The bicircular matroid was introduced by Simões-Pereira (1972) and explored further by Matthews (1977) and others. It is a special case of the frame matroid of a biased graph.

==Circuits==
The circuits, or minimal dependent sets, of this matroid are the bicircular graphs (or bicycles, but that term has other meanings in graph theory); these are connected graphs whose circuit rank is exactly two.
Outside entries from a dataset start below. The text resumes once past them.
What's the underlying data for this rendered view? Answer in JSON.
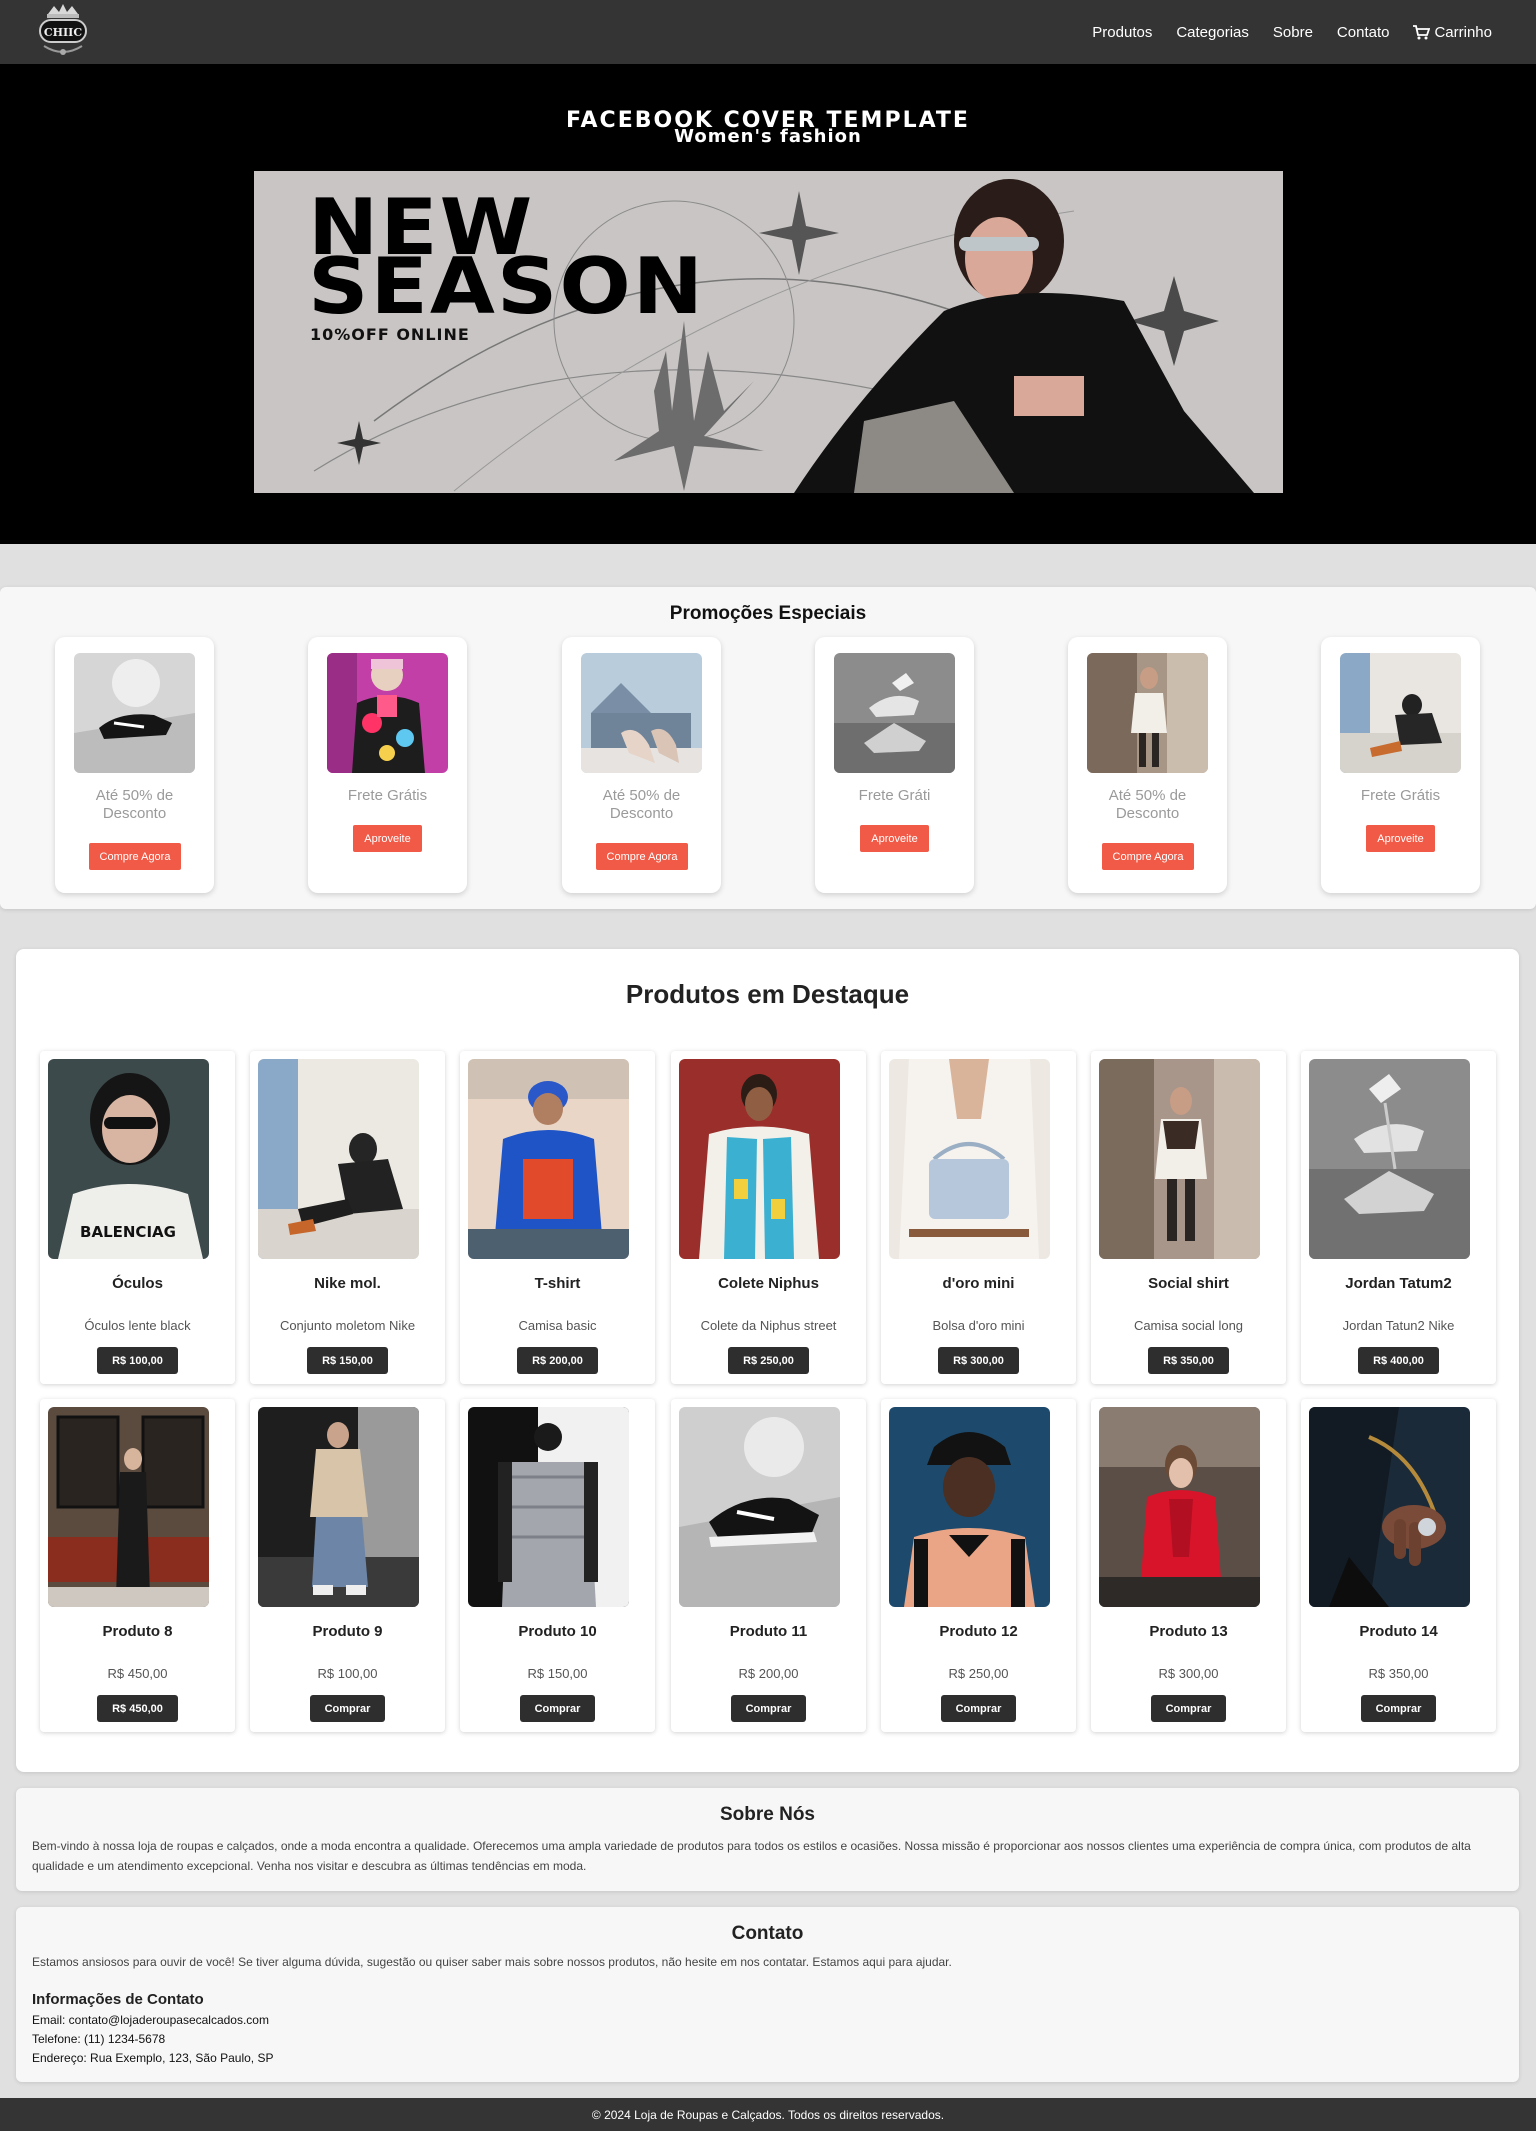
{
  "header": {
    "logo_text": "CHIIC",
    "nav": [
      "Produtos",
      "Categorias",
      "Sobre",
      "Contato",
      "Carrinho"
    ]
  },
  "hero": {
    "title": "FACEBOOK COVER TEMPLATE",
    "subtitle": "Women's fashion",
    "banner_line1": "NEW",
    "banner_line2": "SEASON",
    "banner_offer": "10%OFF ONLINE"
  },
  "promotions": {
    "title": "Promoções Especiais",
    "items": [
      {
        "text": "Até 50% de Desconto",
        "button": "Compre Agora"
      },
      {
        "text": "Frete Grátis",
        "button": "Aproveite"
      },
      {
        "text": "Até 50% de Desconto",
        "button": "Compre Agora"
      },
      {
        "text": "Frete Gráti",
        "button": "Aproveite"
      },
      {
        "text": "Até 50% de Desconto",
        "button": "Compre Agora"
      },
      {
        "text": "Frete Grátis",
        "button": "Aproveite"
      }
    ]
  },
  "featured": {
    "title": "Produtos em Destaque",
    "products": [
      {
        "name": "Óculos",
        "desc": "Óculos lente black",
        "button": "R$ 100,00"
      },
      {
        "name": "Nike mol.",
        "desc": "Conjunto moletom Nike",
        "button": "R$ 150,00"
      },
      {
        "name": "T-shirt",
        "desc": "Camisa basic",
        "button": "R$ 200,00"
      },
      {
        "name": "Colete Niphus",
        "desc": "Colete da Niphus street",
        "button": "R$ 250,00"
      },
      {
        "name": "d'oro mini",
        "desc": "Bolsa d'oro mini",
        "button": "R$ 300,00"
      },
      {
        "name": "Social shirt",
        "desc": "Camisa social long",
        "button": "R$ 350,00"
      },
      {
        "name": "Jordan Tatum2",
        "desc": "Jordan Tatun2 Nike",
        "button": "R$ 400,00"
      },
      {
        "name": "Produto 8",
        "desc": "R$ 450,00",
        "button": "R$ 450,00"
      },
      {
        "name": "Produto 9",
        "desc": "R$ 100,00",
        "button": "Comprar"
      },
      {
        "name": "Produto 10",
        "desc": "R$ 150,00",
        "button": "Comprar"
      },
      {
        "name": "Produto 11",
        "desc": "R$ 200,00",
        "button": "Comprar"
      },
      {
        "name": "Produto 12",
        "desc": "R$ 250,00",
        "button": "Comprar"
      },
      {
        "name": "Produto 13",
        "desc": "R$ 300,00",
        "button": "Comprar"
      },
      {
        "name": "Produto 14",
        "desc": "R$ 350,00",
        "button": "Comprar"
      }
    ]
  },
  "about": {
    "title": "Sobre Nós",
    "text": "Bem-vindo à nossa loja de roupas e calçados, onde a moda encontra a qualidade. Oferecemos uma ampla variedade de produtos para todos os estilos e ocasiões. Nossa missão é proporcionar aos nossos clientes uma experiência de compra única, com produtos de alta qualidade e um atendimento excepcional. Venha nos visitar e descubra as últimas tendências em moda."
  },
  "contact": {
    "title": "Contato",
    "intro": "Estamos ansiosos para ouvir de você! Se tiver alguma dúvida, sugestão ou quiser saber mais sobre nossos produtos, não hesite em nos contatar. Estamos aqui para ajudar.",
    "info_title": "Informações de Contato",
    "email": "Email: contato@lojaderoupasecalcados.com",
    "phone": "Telefone: (11) 1234-5678",
    "address": "Endereço: Rua Exemplo, 123, São Paulo, SP"
  },
  "footer": {
    "text": "© 2024 Loja de Roupas e Calçados. Todos os direitos reservados."
  },
  "colors": {
    "header_bg": "#343434",
    "promo_button": "#f05a47",
    "product_button": "#2e2e2e",
    "page_bg": "#e0e0e0"
  }
}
There are three distinct types of bicircular graph:
- The theta graph consists of three paths joining the same two vertices but not intersecting each other.
- The figure eight graph (or tight handcuff) consists of two cycles having just one common vertex.
- The loose handcuff (or barbell) consists of two disjoint cycles and a minimal connecting path.
All these definitions apply to multigraphs, i.e., they permit multiple edges (edges sharing the same endpoints) and loops (edges whose two endpoints are the same vertex).

==Flats==
The closed sets (flats) of the bicircular matroid of a graph G can be described as the forests F of G such that in the induced subgraph of V(G) − V(F), every connected component has a cycle. Since the flats of a matroid form a geometric lattice when partially ordered by set inclusion, these forests of G also form a geometric lattice. In the partial ordering for this lattice, that F_{1} ≤ F_{2} if
- each component tree of F_{1} is either contained in or vertex-disjoint from every tree of F_{2}, and
- each vertex of F_{2} is a vertex of F_{1}.
For the most interesting example, let G ^{o} be G with a loop added to every vertex. Then the flats of B(G ^{o}) are all the forests of G, spanning or nonspanning. Thus, all forests of a graph G form a geometric lattice, the forest lattice of G (Zaslavsky 1982).
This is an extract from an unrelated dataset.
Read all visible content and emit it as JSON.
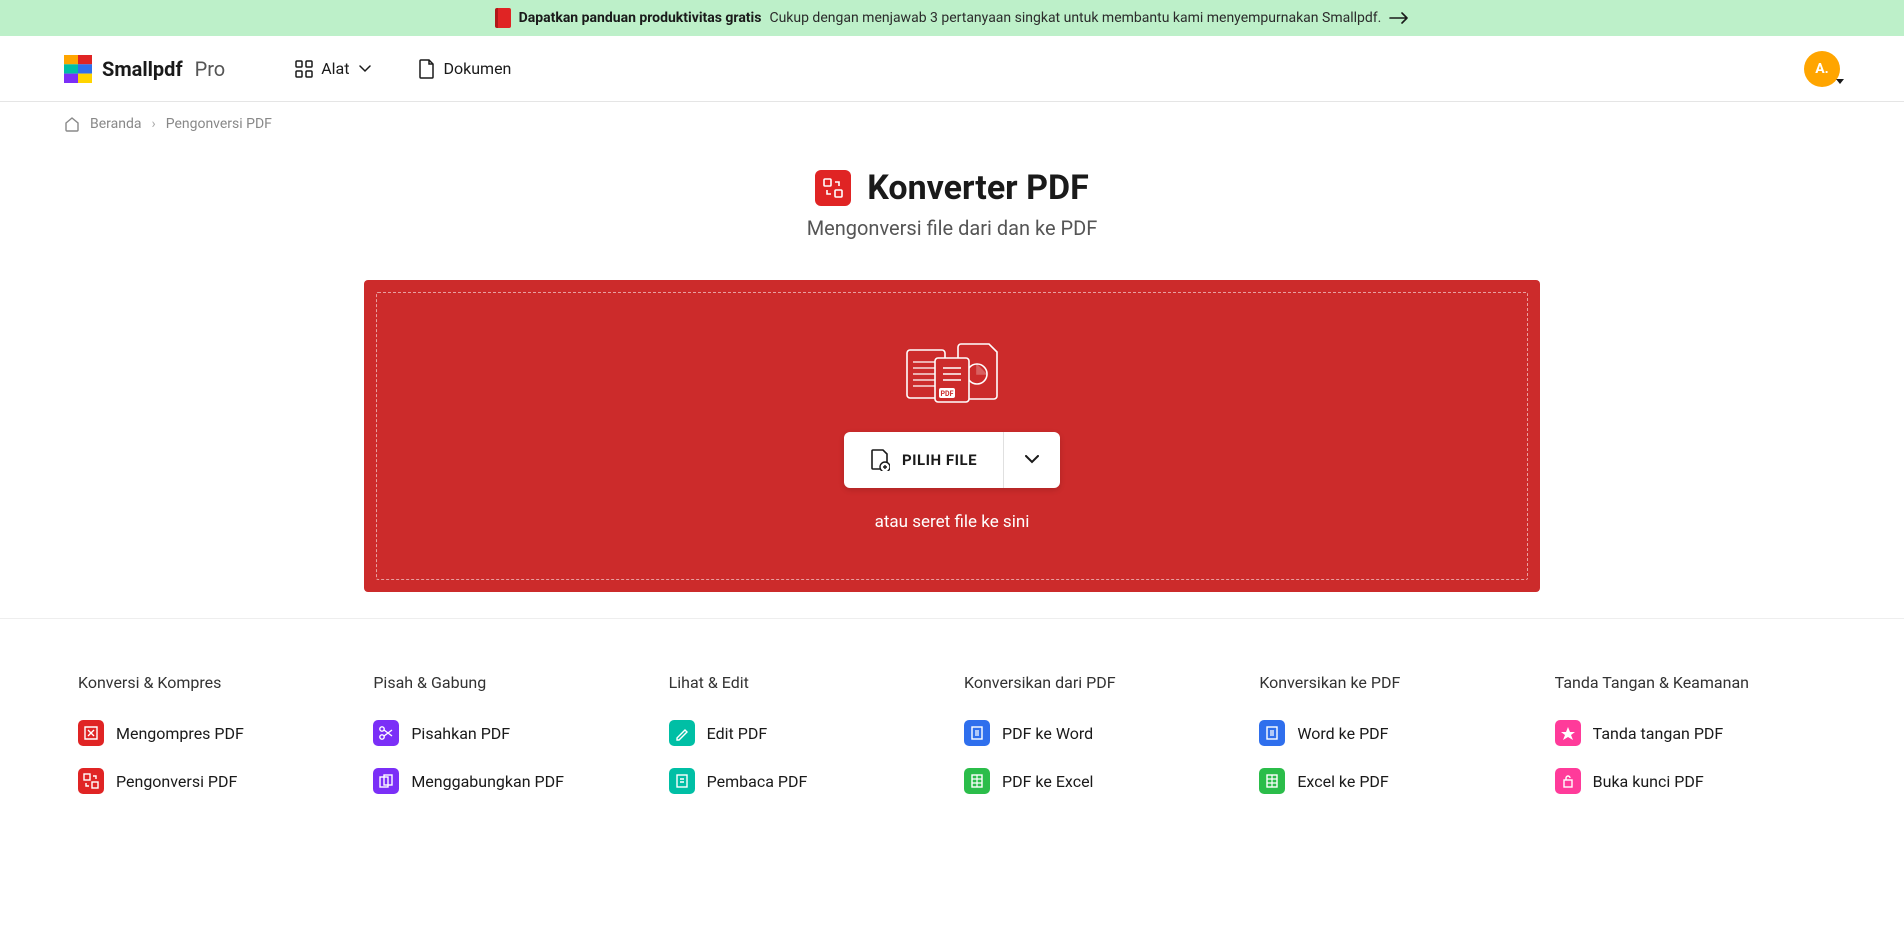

==As transversal matroids==
Bicircular matroids can be characterized as the transversal matroids that arise from a family of sets in which each set element belongs to at most two sets. That is, the independent sets of the matroid are the subsets of elements that can be used to form a system of distinct representatives for some or all of the sets.
In this description, the elements correspond to the edges of a graph, and there is one set per vertex, the set of edges having that vertex as an endpoint.

==Minors==
Unlike transversal matroids in general, bicircular matroids form a minor-closed class; that is, any submatroid or contraction of a bicircular matroid is also a bicircular matroid, as can be seen from their description in terms of biased graphs (Zaslavsky 1991).
Here is a description of deletion and contraction of an edge in terms of the underlying graph: To delete an edge from the matroid, remove it from the graph. The rule for contraction depends on what kind of edge it is. To contract a link (a non-loop) in the matroid, contract it in the graph in the usual way. To contract a loop e at vertex v, delete e and v but not the other edges incident with v; rather, each edge incident with v and another vertex w becomes a loop at w. Any other graph loops at v become matroid loops—to describe this correctly in terms of the graph one needs half-edges and loose edges; see biased graph minors.
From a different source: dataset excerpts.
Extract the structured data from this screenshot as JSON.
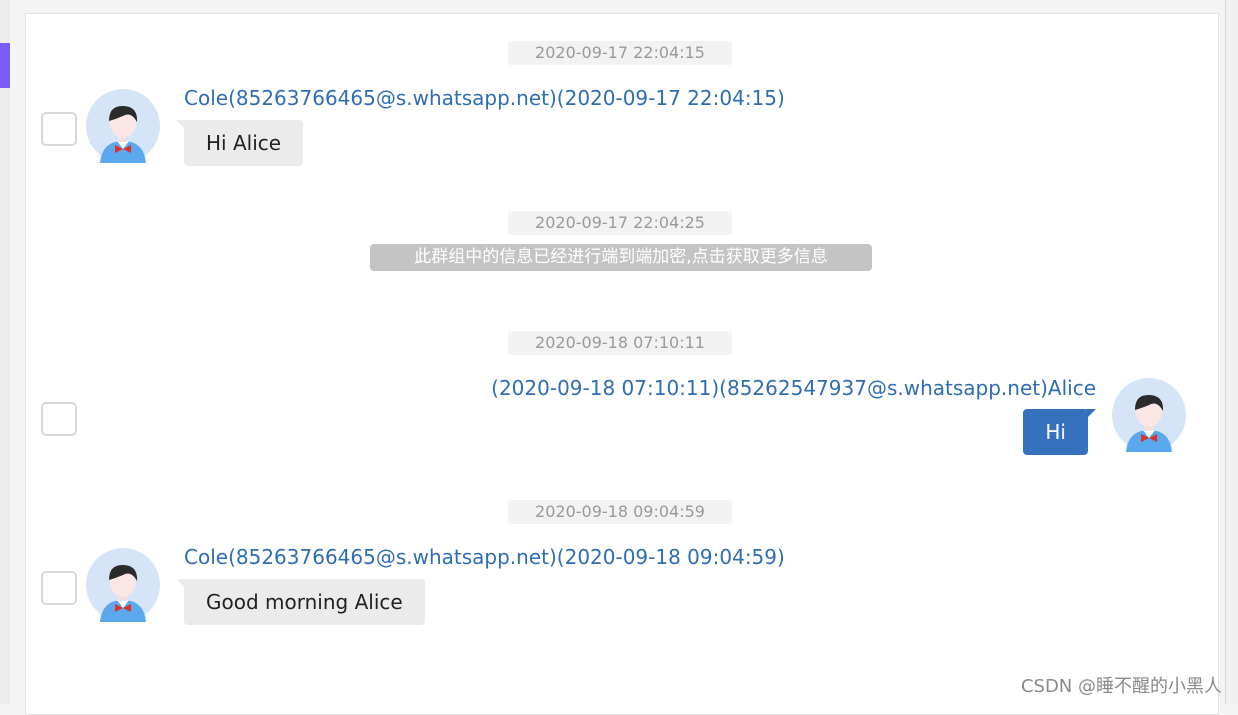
{
  "messages": [
    {
      "timestamp": "2020-09-17 22:04:15",
      "header": "Cole(85263766465@s.whatsapp.net)(2020-09-17 22:04:15)",
      "text": "Hi Alice"
    },
    {
      "timestamp": "2020-09-17 22:04:25",
      "notice": "此群组中的信息已经进行端到端加密,点击获取更多信息"
    },
    {
      "timestamp": "2020-09-18 07:10:11",
      "header": "(2020-09-18 07:10:11)(85262547937@s.whatsapp.net)Alice",
      "text": "Hi"
    },
    {
      "timestamp": "2020-09-18 09:04:59",
      "header": "Cole(85263766465@s.whatsapp.net)(2020-09-18 09:04:59)",
      "text": "Good morning Alice"
    }
  ],
  "watermark": "CSDN @睡不醒的小黑人",
  "colors": {
    "accent": "#7b5cf5",
    "sender_link": "#2f6db3",
    "outgoing_bubble": "#3571bc",
    "incoming_bubble": "#ebebeb",
    "avatar_bg": "#d6e4f7"
  }
}
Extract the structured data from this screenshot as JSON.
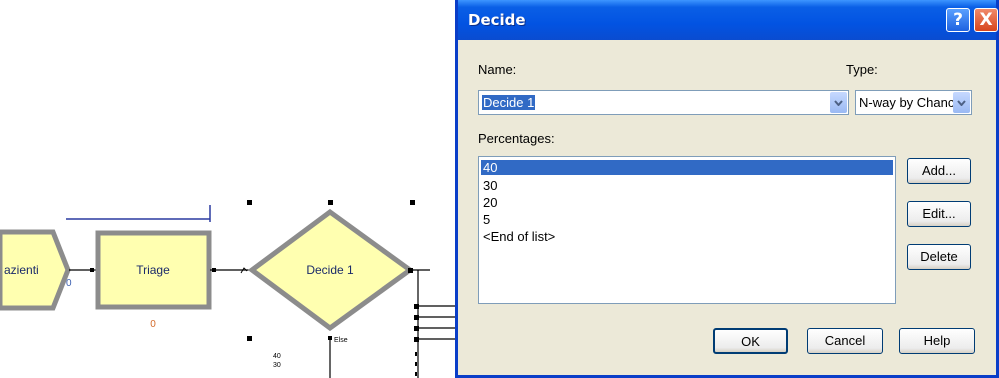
{
  "canvas": {
    "module_pazienti": {
      "label": "azienti",
      "count": "0"
    },
    "module_triage": {
      "label": "Triage",
      "count": "0"
    },
    "module_decide": {
      "label": "Decide 1",
      "else_label": "Else",
      "percent_labels": [
        "40",
        "30"
      ]
    }
  },
  "dialog": {
    "title": "Decide",
    "help_glyph": "?",
    "close_glyph": "X",
    "name_label": "Name:",
    "name_value": "Decide 1",
    "type_label": "Type:",
    "type_value": "N-way by Chance",
    "percentages_label": "Percentages:",
    "percentages": [
      "40",
      "30",
      "20",
      "5",
      "<End of list>"
    ],
    "buttons": {
      "add": "Add...",
      "edit": "Edit...",
      "delete": "Delete",
      "ok": "OK",
      "cancel": "Cancel",
      "help": "Help"
    }
  },
  "colors": {
    "module_fill": "#ffffb0",
    "module_border": "#909090",
    "titlebar": "#0253e2",
    "selection": "#316ac5",
    "dialog_bg": "#ece9d8"
  }
}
==Characteristic polynomial==

The characteristic polynomial of the bicircular matroid B(G ^{o}) expresses in a simple way the numbers of spanning forests (forests that contain all vertices of G) of each size in G. The formula is
$p_{B(G)}(\lambda) := \sum_{k=0}^n (-1)^k f_k (\lambda-1)^{n-k},$
where f_{k} equals the number of k-edge spanning forests in G. See Zaslavsky (1982).

==Vector representation==

Bicircular matroids, like all other transversal matroids, can be represented by vectors over any infinite field. However, unlike graphic matroids, they are not regular: they cannot be represented by vectors over an arbitrary finite field. The question of the fields over which a bicircular matroid has a vector representation leads to the largely unsolved problem of finding the fields over which a graph has multiplicative gains. See Zaslavsky (2007).